One thing you notice about Los Angeles immediately upon arrival is how ugly you are. Unless, of course, you’re beautiful. But that’s very unlikely, given that 99% of the beautiful people in America live in the greater Los Angeles area. As some erudite Chicoan once explained to me “LA is just a collection the five hottest people from every small town in America,” a statement that, at the time, I thought was something of a joke, but now see is mostly based on fact. Getting a latte in a Santa Monica Starbucks, I found myself surrounded by people who 10 years ago were voted Most Likely to Get the Fuck Out of Here as Fast as Possible in the Bumblefuck High School yearbook and did exactly that, staking their claim in the Wild Westside of Hollywood and share-cropping copious amounts of effortless hipness and sheer natural beauty. And though it would seem that such concentrated physical attractiveness would give those amongst it a somewhat skewed idea of what beauty actually is, there are always a fair share of tourists, interlopers and passers-through, from which it can accurately ascertained that yes, they are indeed, still better looking and more fashionable than everybody else.
However, there was a certain amount of karmic compensation to be had for the abovementioned emotional distress. “I’m afraid the vehicle you reserved is currently unavailable,” the woman at the Hertz counter informed me, immediately filling my mind with nightmarish images driving around LA for a week in some pregnant rollerskate, stuck in traffic with a tape deck and an AM radio, getting laughed off the road by those beautiful women in their even more beautiful automobiles.

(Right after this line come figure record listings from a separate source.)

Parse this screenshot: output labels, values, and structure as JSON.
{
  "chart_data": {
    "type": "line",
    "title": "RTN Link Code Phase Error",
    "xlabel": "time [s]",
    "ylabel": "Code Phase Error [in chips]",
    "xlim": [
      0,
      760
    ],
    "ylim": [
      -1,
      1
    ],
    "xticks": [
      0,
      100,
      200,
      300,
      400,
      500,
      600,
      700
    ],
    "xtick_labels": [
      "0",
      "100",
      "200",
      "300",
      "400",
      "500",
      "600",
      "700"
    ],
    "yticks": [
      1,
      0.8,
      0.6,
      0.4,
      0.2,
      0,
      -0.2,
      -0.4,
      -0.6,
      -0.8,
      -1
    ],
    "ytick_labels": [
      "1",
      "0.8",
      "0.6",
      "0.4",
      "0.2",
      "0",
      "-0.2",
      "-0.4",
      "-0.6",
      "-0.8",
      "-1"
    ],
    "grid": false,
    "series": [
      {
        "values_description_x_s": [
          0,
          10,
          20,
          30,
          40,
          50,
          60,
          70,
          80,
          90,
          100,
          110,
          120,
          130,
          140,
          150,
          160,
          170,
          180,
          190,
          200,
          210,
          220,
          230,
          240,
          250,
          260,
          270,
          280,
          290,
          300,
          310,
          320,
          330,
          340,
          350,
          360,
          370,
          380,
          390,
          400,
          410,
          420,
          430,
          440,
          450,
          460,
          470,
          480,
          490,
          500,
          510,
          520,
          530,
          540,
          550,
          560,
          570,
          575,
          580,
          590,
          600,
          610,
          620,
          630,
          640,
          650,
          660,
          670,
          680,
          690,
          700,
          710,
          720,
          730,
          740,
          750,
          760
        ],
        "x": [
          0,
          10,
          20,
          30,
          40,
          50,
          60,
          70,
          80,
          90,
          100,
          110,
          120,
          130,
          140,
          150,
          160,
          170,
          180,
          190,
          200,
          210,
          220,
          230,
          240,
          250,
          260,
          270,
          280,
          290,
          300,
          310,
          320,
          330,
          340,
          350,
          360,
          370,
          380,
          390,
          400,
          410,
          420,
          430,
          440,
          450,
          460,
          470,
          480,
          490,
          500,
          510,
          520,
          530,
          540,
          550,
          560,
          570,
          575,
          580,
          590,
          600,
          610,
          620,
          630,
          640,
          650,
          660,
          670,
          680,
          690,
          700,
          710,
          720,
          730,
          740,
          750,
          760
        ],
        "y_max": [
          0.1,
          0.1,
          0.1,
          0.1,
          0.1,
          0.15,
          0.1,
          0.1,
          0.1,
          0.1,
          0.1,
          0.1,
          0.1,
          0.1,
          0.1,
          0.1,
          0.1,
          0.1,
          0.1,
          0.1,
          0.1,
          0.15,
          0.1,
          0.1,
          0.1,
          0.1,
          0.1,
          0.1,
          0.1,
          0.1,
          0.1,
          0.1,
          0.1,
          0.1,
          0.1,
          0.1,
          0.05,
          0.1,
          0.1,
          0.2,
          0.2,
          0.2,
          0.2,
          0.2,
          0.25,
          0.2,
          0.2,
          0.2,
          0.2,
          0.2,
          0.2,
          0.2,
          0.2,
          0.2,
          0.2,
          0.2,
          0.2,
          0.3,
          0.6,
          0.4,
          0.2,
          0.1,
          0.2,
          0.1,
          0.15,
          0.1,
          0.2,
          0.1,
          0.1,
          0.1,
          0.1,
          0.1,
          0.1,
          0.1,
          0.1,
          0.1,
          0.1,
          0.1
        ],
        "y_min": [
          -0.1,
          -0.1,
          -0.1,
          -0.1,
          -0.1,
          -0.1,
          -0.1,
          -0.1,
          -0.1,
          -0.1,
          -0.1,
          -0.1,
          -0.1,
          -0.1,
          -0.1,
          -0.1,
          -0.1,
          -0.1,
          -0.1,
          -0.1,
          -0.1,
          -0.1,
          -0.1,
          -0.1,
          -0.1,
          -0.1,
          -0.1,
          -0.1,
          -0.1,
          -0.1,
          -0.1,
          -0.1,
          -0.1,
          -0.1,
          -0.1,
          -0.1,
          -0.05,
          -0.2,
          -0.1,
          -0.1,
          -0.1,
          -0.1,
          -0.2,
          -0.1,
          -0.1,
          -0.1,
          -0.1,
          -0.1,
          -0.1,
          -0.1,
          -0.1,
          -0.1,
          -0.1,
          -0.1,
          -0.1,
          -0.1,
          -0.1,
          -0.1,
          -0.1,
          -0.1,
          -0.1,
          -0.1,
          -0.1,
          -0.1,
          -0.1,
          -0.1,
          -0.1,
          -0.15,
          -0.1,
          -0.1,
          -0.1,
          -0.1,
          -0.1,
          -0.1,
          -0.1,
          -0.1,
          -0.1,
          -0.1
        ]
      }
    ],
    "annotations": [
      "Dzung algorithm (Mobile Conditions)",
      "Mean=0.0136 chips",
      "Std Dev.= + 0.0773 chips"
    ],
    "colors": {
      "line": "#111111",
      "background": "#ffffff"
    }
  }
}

I steeled myself for her offer, expecting the worst. “How about the Hummer?” she asked, in the same tone with which a waitress might say “I’m sorry we don’t have Coke. Is Pepsi OK?” Five minutes later, my esteemed colleague DJ Facials and I were cruising Wilshire in our silver Hummer H3 and though it seemed so wrong, baby, it felt so right.
Watching the gas needle creep steadily towards empty, while idling on the freeway, I slowly began to understand that poisonous, magnetic temptation that draws people to this place, despite all the obvious downsides, dangers and depressing shit that hurtles at you from all sides. The dying essence of the American Dream is hidden beneath this pavement, running in veins like quartz crytstal, beautiful and worthless. Even the infamous smog here blows on a pleasant ocean breeze, cooling you and killing you simultaneously. Thoreau once said “I would rather sit on a pumpkin and have it all to myself than be crowded on a velvet cushion.,” but it’s obvious that no one here agrees. They crowd themselves onto the spikiest, most misshapen pumpkin ever achieved by man, like maggots on a dead deer’s face. And still more arrive, every day, piling on top of the multitudes, creating new layers of writhing humanity and smiling all the while. Someone get me the fuck out of here.